The CT surgery op note structure
You are documenting a cardiothoracic surgery operative note. INPUT: - Op dictation transcript (with surgeon, anesthesia, perfusion, scrub voices) - Pre-op data: dx, indications, risk factors (ejection fraction, prior MI/CABG, COPD/FEV1, eGFR, diabetes, prior stroke) - Implant inventory (prosthetic valve types/sizes, conduit, stapler cartridges) OUTPUT structured op note for STS Database alignment: 1. Pre-op diagnosis with anatomic detail (e.g., 3-vessel CAD with LM disease, severe AS with mean gradient 48) 2. Procedure performed with CPT codes (CABG x N grafts, AVR, mitral repair vs replacement, lobectomy, etc.) 3. Surgeon, assistants, anesthesiologist, perfusionist (for cardiac) 4. Anesthesia type, ETT placement, lines (PA catheter, art line, central line) 5. Pre-bypass: position, prep, incision approach (full sternotomy / mini / robotic), pleurae opened 6. Cannulation: aortic, venous (bicaval vs single), additional cannulas 7. Bypass times: total CPB time, cross-clamp time, circulatory arrest time if used 8. Cardioplegia: type (blood/crystalloid), antegrade/retrograde, dose intervals, temperature 9. Procedure detail per anatomic step: - For CABG: each graft with target vessel, conduit (LIMA/RIMA/SVG/radial), anastomosis technique, distal anastomosis order - For valve: prosthesis type/size/lot, suture technique (interrupted vs continuous), annular preservation - For lung resection: anatomic vs sub-anatomic, stapler use, lymphadenectomy stations, frozen section results 10. Weaning from bypass: rhythm, hemodynamic, inotrope use, transfusion 11. Closure: chest tubes (location, size), wires, sternum reapproximation, layer closure 12. Estimated blood loss + transfusion 13. Intra-op complications by STS category 14. Disposition: ICU with hemodynamic profile For each clinical fact, cite transcript or implant inventory. For STS-relevant fields (bypass time, cross-clamp time, conduit type), ensure values are precise.
ICU handoff documentation
CT surgery patients go directly to ICU with active hemodynamic management. The handoff documentation should structure:
- Hemodynamic profile at transfer: HR, BP, CVP, PA pressures, cardiac output if available, urine output
- Inotrope/vasopressor regimen with current doses
- Anesthesia-relevant events during case (hypotension, arrhythmia, transfusion)
- Bleeding status: chest tube output trend, coagulation parameters
- Ventilation: FiO2, PEEP, PaO2/FiO2 ratio
- Specific concerns: graft patency, valve function on TEE, etc.

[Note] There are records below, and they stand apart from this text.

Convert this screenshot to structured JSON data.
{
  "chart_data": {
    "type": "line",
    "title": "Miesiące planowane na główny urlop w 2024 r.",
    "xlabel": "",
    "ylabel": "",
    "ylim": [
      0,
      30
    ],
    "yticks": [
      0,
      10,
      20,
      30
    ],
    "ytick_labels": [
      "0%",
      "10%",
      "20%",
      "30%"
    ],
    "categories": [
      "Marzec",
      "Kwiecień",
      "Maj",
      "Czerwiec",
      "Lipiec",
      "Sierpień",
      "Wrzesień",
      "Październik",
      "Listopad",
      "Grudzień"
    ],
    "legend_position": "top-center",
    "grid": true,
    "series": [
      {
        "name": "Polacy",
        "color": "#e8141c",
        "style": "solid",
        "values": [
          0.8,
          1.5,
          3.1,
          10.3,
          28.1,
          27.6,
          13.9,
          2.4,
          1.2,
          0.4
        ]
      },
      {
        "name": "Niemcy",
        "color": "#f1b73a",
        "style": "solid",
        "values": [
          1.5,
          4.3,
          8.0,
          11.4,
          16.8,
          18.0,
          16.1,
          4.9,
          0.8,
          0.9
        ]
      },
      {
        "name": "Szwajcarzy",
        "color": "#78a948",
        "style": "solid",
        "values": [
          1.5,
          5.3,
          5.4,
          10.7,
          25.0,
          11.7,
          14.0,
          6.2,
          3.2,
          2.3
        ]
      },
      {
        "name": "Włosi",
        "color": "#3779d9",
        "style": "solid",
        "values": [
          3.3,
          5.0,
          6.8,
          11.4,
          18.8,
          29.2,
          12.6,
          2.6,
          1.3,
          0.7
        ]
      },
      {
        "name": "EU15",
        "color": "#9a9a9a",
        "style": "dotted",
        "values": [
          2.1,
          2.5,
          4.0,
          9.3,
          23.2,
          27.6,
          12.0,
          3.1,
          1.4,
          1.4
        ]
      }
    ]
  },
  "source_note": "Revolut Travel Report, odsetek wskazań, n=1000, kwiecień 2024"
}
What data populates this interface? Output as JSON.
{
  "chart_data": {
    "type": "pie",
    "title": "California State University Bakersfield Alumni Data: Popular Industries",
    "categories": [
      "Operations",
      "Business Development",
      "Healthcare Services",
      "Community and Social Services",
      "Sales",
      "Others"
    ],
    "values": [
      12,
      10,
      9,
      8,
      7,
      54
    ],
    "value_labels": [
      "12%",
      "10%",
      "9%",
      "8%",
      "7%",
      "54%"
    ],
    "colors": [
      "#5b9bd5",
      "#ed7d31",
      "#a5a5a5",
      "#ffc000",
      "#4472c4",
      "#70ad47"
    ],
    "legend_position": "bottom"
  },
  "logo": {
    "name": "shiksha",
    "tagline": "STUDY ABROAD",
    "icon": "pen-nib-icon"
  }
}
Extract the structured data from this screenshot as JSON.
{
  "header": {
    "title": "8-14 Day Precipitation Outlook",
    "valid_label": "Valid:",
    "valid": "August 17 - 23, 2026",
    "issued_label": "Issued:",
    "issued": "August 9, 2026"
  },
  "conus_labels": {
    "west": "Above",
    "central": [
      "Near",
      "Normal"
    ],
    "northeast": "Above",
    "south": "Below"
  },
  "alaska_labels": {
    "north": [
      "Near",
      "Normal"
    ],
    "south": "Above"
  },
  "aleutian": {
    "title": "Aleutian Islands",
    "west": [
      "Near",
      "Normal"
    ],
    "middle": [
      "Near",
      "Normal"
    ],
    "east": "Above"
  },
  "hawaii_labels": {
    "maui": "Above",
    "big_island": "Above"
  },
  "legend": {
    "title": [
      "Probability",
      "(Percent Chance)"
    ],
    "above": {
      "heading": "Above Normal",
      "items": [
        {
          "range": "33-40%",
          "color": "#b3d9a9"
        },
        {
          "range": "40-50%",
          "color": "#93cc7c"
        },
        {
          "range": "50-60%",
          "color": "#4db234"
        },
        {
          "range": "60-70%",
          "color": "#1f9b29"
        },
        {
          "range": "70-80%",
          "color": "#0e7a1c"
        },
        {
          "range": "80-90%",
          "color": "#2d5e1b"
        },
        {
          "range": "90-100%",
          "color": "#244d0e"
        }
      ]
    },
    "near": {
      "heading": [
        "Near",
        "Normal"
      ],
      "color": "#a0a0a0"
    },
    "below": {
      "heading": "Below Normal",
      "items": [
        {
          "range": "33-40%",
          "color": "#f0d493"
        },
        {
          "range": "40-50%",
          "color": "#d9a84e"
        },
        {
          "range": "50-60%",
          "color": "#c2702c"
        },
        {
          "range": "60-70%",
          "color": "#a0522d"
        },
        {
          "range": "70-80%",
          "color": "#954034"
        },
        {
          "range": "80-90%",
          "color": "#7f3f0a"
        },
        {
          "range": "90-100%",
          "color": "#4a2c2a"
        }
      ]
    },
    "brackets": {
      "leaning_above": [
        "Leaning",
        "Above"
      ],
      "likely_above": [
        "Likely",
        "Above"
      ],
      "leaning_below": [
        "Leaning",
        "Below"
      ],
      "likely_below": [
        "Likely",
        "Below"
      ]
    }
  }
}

- Plan: extubation timing target, expected ICU course
Complication tracking aligned with STS
STS adverse event definitions include specific criteria for: stroke (with NIHSS), AKI (KDIGO), prolonged ventilation (> 24 hr), reoperation for bleeding, deep sternal wound infection, pneumonia, sepsis. Documentation should capture each event with the qualifying detail (timestamp, severity, intervention).
Vendor and DIY paths
For larger CT surgery practices embedded in IDN, vendor enterprise integration with Epic / Oracle Health is standard. For smaller practices or IDN-employed surgeons wanting personal-control documentation, the DIY stack with structured op note schema works — but the multi-clinician audio capture in the OR is hardware-intensive (multiple mics, separate channels for surgeon / perfusion / anesthesia).
BAA chain
Hospital + EHR + multi-channel audio capture vendor + transcription vendor + LLM vendor + STS Database submission infrastructure.
When to start
For CT surgery practices participating in STS National Database (almost all do for accreditation and benchmarking), structured AI scribe output that maps to STS fields directly reduces abstraction burden. The surgeon-level outcomes reporting accuracy benefits from structured documentation. The ROI is in time saved + outcomes reporting quality.